Italie: Matteo Salvini est-il bien?
- Jusqu’à l’été 2019, Matteo Salvini était l’incontournable de la politique italienne, sur-médiatisé et imposant les thèmes de son parti, la Ligue, au gouvernement.
- Depuis, le politicien semble perdre de son élan, sentiment renforcé par son procès, qui s’est ouvert ce samedi avant d’être reporté.
- Alors, que s’est-il passé pour faire perdre à Matteo Salvini autant de crédit? Est-il fini?
« Le plus dur n’est pas d’atteindre le sommet, mais d’y rester », semble-t-il. Oui Matteo Salvini ignoré ce dicton, sa carrière politique l’illustre pour lui. Une fois l’homme fort de
Italie , capable de faire beau et mauvais au gouvernement avec sa double casquette de vice-président du Conseil et de ministre de l’Intérieur de juin 2018 à septembre 2019, le fauteur de troubles de (l’extrême droite) et leader de la Ligue semble marquer le temps. Trouvant d’autant plus féroce ce samedi, jour de son procès pour «abus de pouvoir et enlèvement de personnes», qu’il a bloqué, à l’été 2019, 116
les migrants à bord d’un navire de la Garde côtière italienne pendant plusieurs jours.
Certes, le procès a été reporté ce matin, une maigre bouffée d’air frais pour un homme qui semble essoufflé. Néanmoins, entre ce procès et la déroute des élections régionales, la forme politique de Matteo Salvini n’est pas en bonne forme.
Péché d’orgueil et manque de béton
Comment l’expliquer? «Matteo Salvini s’est fait connaître par ses déclarations extrêmement vigoureuses et violentes, mais elle s’est essoufflée faute de résultats concrets par rapport à ses promesses. Les Italiens ont fini par se dire que c’était très sympa, son occupation des réseaux sociaux ou ses discours tonitruants, mais qu’en fait, il ne se passait pas grand chose », a déclaré Ludmila Acone, médecin en histoire de l’Italie.
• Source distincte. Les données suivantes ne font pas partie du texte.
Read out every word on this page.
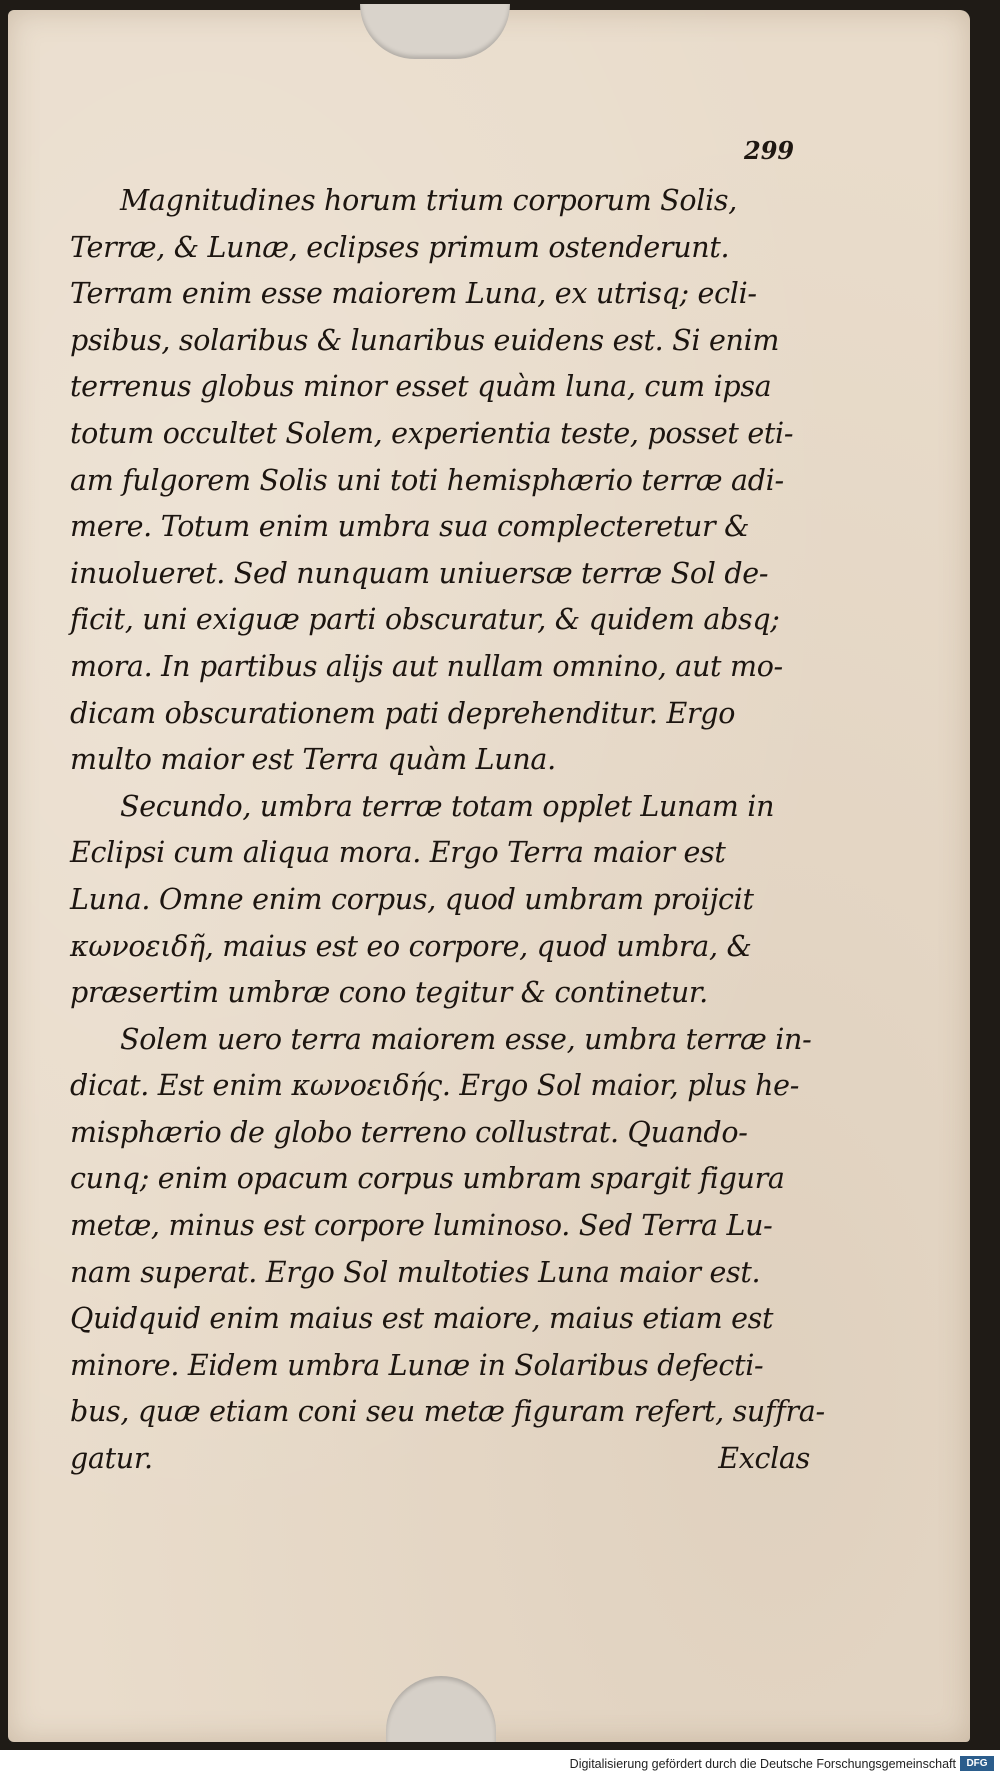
299
Magnitudines horum trium corporum Solis,
Terræ, & Lunæ, eclipses primum ostenderunt.
Terram enim esse maiorem Luna, ex utrisq; ecli-
psibus, solaribus & lunaribus euidens est. Si enim
terrenus globus minor esset quàm luna, cum ipsa
totum occultet Solem, experientia teste, posset eti-
am fulgorem Solis uni toti hemisphærio terræ adi-
mere. Totum enim umbra sua complecteretur &
inuolueret. Sed nunquam uniuersæ terræ Sol de-
ficit, uni exiguæ parti obscuratur, & quidem absq;
mora. In partibus alijs aut nullam omnino, aut mo-
dicam obscurationem pati deprehenditur. Ergo
multo maior est Terra quàm Luna.
Secundo, umbra terræ totam opplet Lunam in
Eclipsi cum aliqua mora. Ergo Terra maior est
Luna. Omne enim corpus, quod umbram proijcit
κωνοειδῆ, maius est eo corpore, quod umbra, &
præsertim umbræ cono tegitur & continetur.
Solem uero terra maiorem esse, umbra terræ in-
dicat. Est enim κωνοειδής. Ergo Sol maior, plus he-
misphærio de globo terreno collustrat. Quando-
cunq; enim opacum corpus umbram spargit figura
metæ, minus est corpore luminoso. Sed Terra Lu-
nam superat. Ergo Sol multoties Luna maior est.
Quidquid enim maius est maiore, maius etiam est
minore. Eidem umbra Lunæ in Solaribus defecti-
bus, quæ etiam coni seu metæ figuram refert, suffra-
gatur.	Exclas
Digitalisierung gefördert durch die Deutsche Forschungsgemeinschaft	DFG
Pour Marc Lazar, professeur d’université en histoire et sociologie politique, spécialiste de l’Italie, la fin de l’ascension commence à l’été 2019 avec un péché d’orgueil. Avec ses résultats historiques en européen et de sa cote de popularité record, Matteo Salvini demande à dissoudre les chambres du Parlement italien, pour s’arroger encore plus de pouvoir. Pari manqué car il perdra au contraire sa place
gouvernement. Marc Lazar explique: «Cela l’a directement mis dans une position d’affaiblissement, puisqu’il n’avait plus autant de pouvoir et surtout une présence médiatique, n’appartenant plus au gouvernement. Cependant, sa principale force vient de sa couverture médiatique. Il mène une campagne permanente pour lui-même et son parti. «
Un discours anti-migrant qui ne passe plus
Puis Matteo Salvini a été doublé dans ses chers thèmes par mieux que lui. Giorgia Meloni, présidente des Frères d’Italie (parti souverainiste de droite). Ludmila Acone, toujours: « Elle prononce le mot de la droite dure avec plus de subtilité et esprit politique. Même si son parti est né d’une volonté de recréer un mouvement fasciste et qu’à la base, ses membres sont très nostalgiques de Mussolini, elle prend soin de ne pas le rappeler tous les quatre matins. Et niveau d’influence, là où Matteo Salvini en a perdu un peu, Giorgia Meloni en a glané, devenant présidente du Parti des conservateurs et réformistes européens. «Elle applique un discours dur mais plus concret, développe Ludmila Acone et fait moins de commentaires sur les migrants. «
Car c’est aussi l’un des problèmes actuels de Matteo Salvini: le thème monolithique de ses discours, les migrants, est beaucoup moins prometteur en période de crise sanitaire et économique pour l’Italie. «Ce n’est pas que les Italiens en sont venus à apprécier les migrants, tempère Marc Lazar. Mais c’est très loin d’être leur propriété maintenant. Leurs préoccupations fondamentales sont la santé et le souci du travail, thèmes que Matteo Salvini porte moins. «
Touché mais pas coulé
Et ce n’est peut-être même pas pourquoi le coronavirus l’aura le plus blessé. Tout au long de la crise, Matteo Salvini a été « totalement irresponsable, démagogique, incohérent, et il a perdu beaucoup de son aura », selon le professeur d’histoire. Même après le pic de l’épidémie, sa critique directe du soutien financier validé par l’Union européenne a été mal vue. Résultat, une fête en berne et des critiques internes.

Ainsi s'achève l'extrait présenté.